Growing your business is our business by looking at strategy differently.

It just felt like something was wrong...

Finding a job - even in a strong economy - can be a brutal ordeal for applicants. But are corporate Human Resources departments making the process worse for everybody involved?

Ygetarts.com, a business consulting firm, is conducting a global survey of both businesses and people who have applied for jobs, to determine whether HR is broken.

It's an essential question to businesses of all sizes: Talent is the most important element and biggest expense of any business. When HR is working properly, businesses thrive. If HR is broken, businesses are missing vitally important opportunities.

Roger Wilkerson, the Chief Idea Officer at Ygetarts, said the preliminary numbers look grim, with 60.3 percent of respondents saying HR is definitely broken, 25.6 percent saying HR may be broken, and only 14 percent saying HR is not broken.

"I got the idea for the survey when I witnessed someone who is highly qualified, with an excellent recommendation get way too many delays in the hiring process," Wilkerson said. "It just felt like something was wrong with the system beyond normal biases."

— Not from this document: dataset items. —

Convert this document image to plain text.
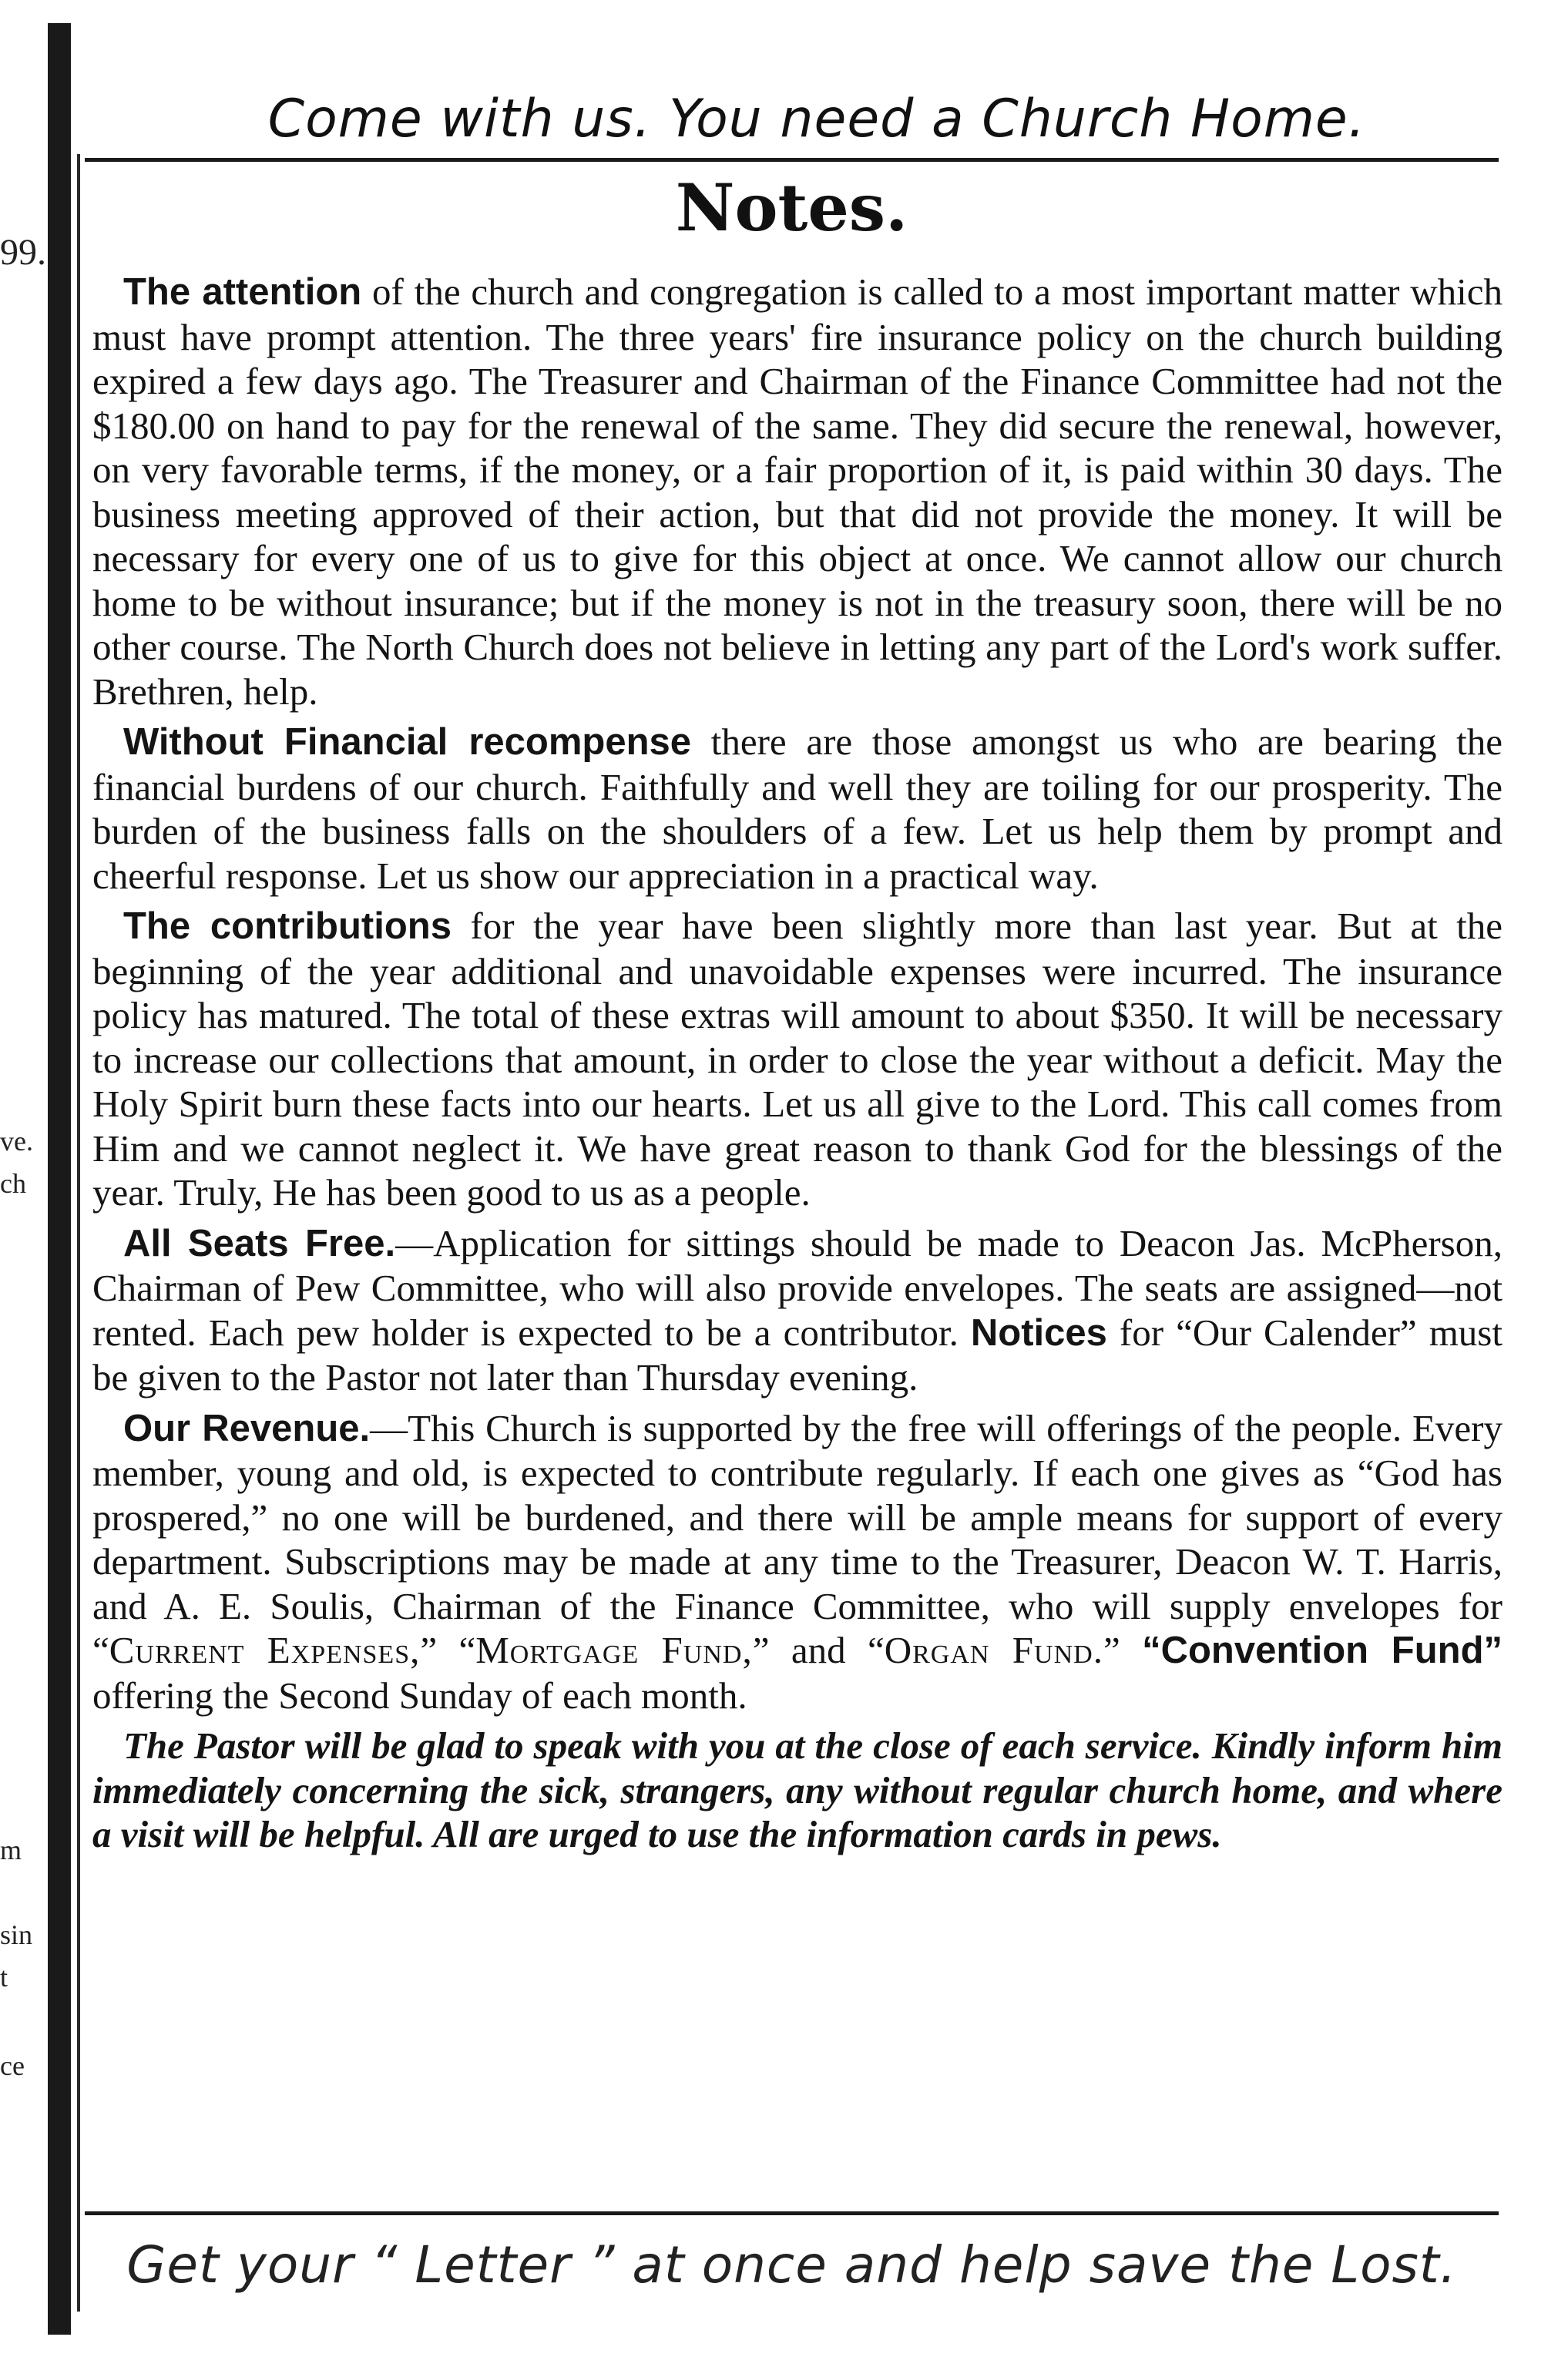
99.
ve.
ch
m
sin
t
ce
Come with us. You need a Church Home.
Notes.

The attention of the church and congregation is called to a most important matter which must have prompt attention. The three years' fire insurance policy on the church building expired a few days ago. The Treasurer and Chairman of the Finance Committee had not the $180.00 on hand to pay for the renewal of the same. They did secure the renewal, however, on very favorable terms, if the money, or a fair proportion of it, is paid within 30 days. The business meeting approved of their action, but that did not provide the money. It will be necessary for every one of us to give for this object at once. We cannot allow our church home to be without insurance; but if the money is not in the treasury soon, there will be no other course. The North Church does not believe in letting any part of the Lord's work suffer. Brethren, help.

Without Financial recompense there are those amongst us who are bearing the financial burdens of our church. Faithfully and well they are toiling for our prosperity. The burden of the business falls on the shoulders of a few. Let us help them by prompt and cheerful response. Let us show our appreciation in a practical way.

The contributions for the year have been slightly more than last year. But at the beginning of the year additional and unavoidable expenses were incurred. The insurance policy has matured. The total of these extras will amount to about $350. It will be necessary to increase our collections that amount, in order to close the year without a deficit. May the Holy Spirit burn these facts into our hearts. Let us all give to the Lord. This call comes from Him and we cannot neglect it. We have great reason to thank God for the blessings of the year. Truly, He has been good to us as a people.

All Seats Free.—Application for sittings should be made to Deacon Jas. McPherson, Chairman of Pew Committee, who will also provide envelopes. The seats are assigned—not rented. Each pew holder is expected to be a contributor. Notices for “Our Calender” must be given to the Pastor not later than Thursday evening.

Our Revenue.—This Church is supported by the free will offerings of the people. Every member, young and old, is expected to contribute regularly. If each one gives as “God has prospered,” no one will be burdened, and there will be ample means for support of every department. Subscriptions may be made at any time to the Treasurer, Deacon W. T. Harris, and A. E. Soulis, Chairman of the Finance Committee, who will supply envelopes for “Current Expenses,” “Mortgage Fund,” and “Organ Fund.” “Convention Fund” offering the Second Sunday of each month.

The Pastor will be glad to speak with you at the close of each service. Kindly inform him immediately concerning the sick, strangers, any without regular church home, and where a visit will be helpful. All are urged to use the information cards in pews.

Get your “ Letter ” at once and help save the Lost.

Ygetarts has reached out to HR departments at 30 Dow Jones Industrial Average companies, and is receiving responses. 3M, widely recognized for its innovative HR practices, has offered the best communication to date, Wilkerson, who holds an MBA/Finance, said.

The survey aims to determine how applicants can increase their chances of landing a job, changes HR could implement to improve communication with those who don't get the job, and humanizing the overall process. When completed, Ygetarts will release the findings, along with suggestions to improve the process.

Ygetarts - "Strategy" spelled backward - is a bespoke firm focused on consulting, analysis, training, and strategy. Wilkerson's career has taken him from comedy to consulting. His first business, in 1984, was writing comedy for radio stations across the country. In the early days of email, he realized he could quickly distribute material to multiple audiences. That led him to producing the highly rated WMMR radio program in Philadelphia.

"I was a remotely working millennial in the last millennium," he said. "I've always had a passion for the creative and math sides of business."

He's also one of the few people in the world with both MBA/Finance and Comedy Writer on his CV.

Ygetarts works with clients all over the world, including the United States, Canada, Australia, and many others. The firm helps companies to improve their value by identifying ways both to increase revenues for their clients, and to reduce cost through increasing worker effectiveness over reductions - which is why Wilkerson has a particular interest in HR and recruitment practices. Working with different cultural dynamics is another Ygetarts strength.

The Ygetarts website offers many tips and tools for entrepreneurs that are exploring growing or expanding their business. Wilkerson is also highly active on LinkedIn. He currently hosts a short video series called "What Would Yoda Do" and, has done two other series called "Business Cliché Assassin" and "So You Hate Sales."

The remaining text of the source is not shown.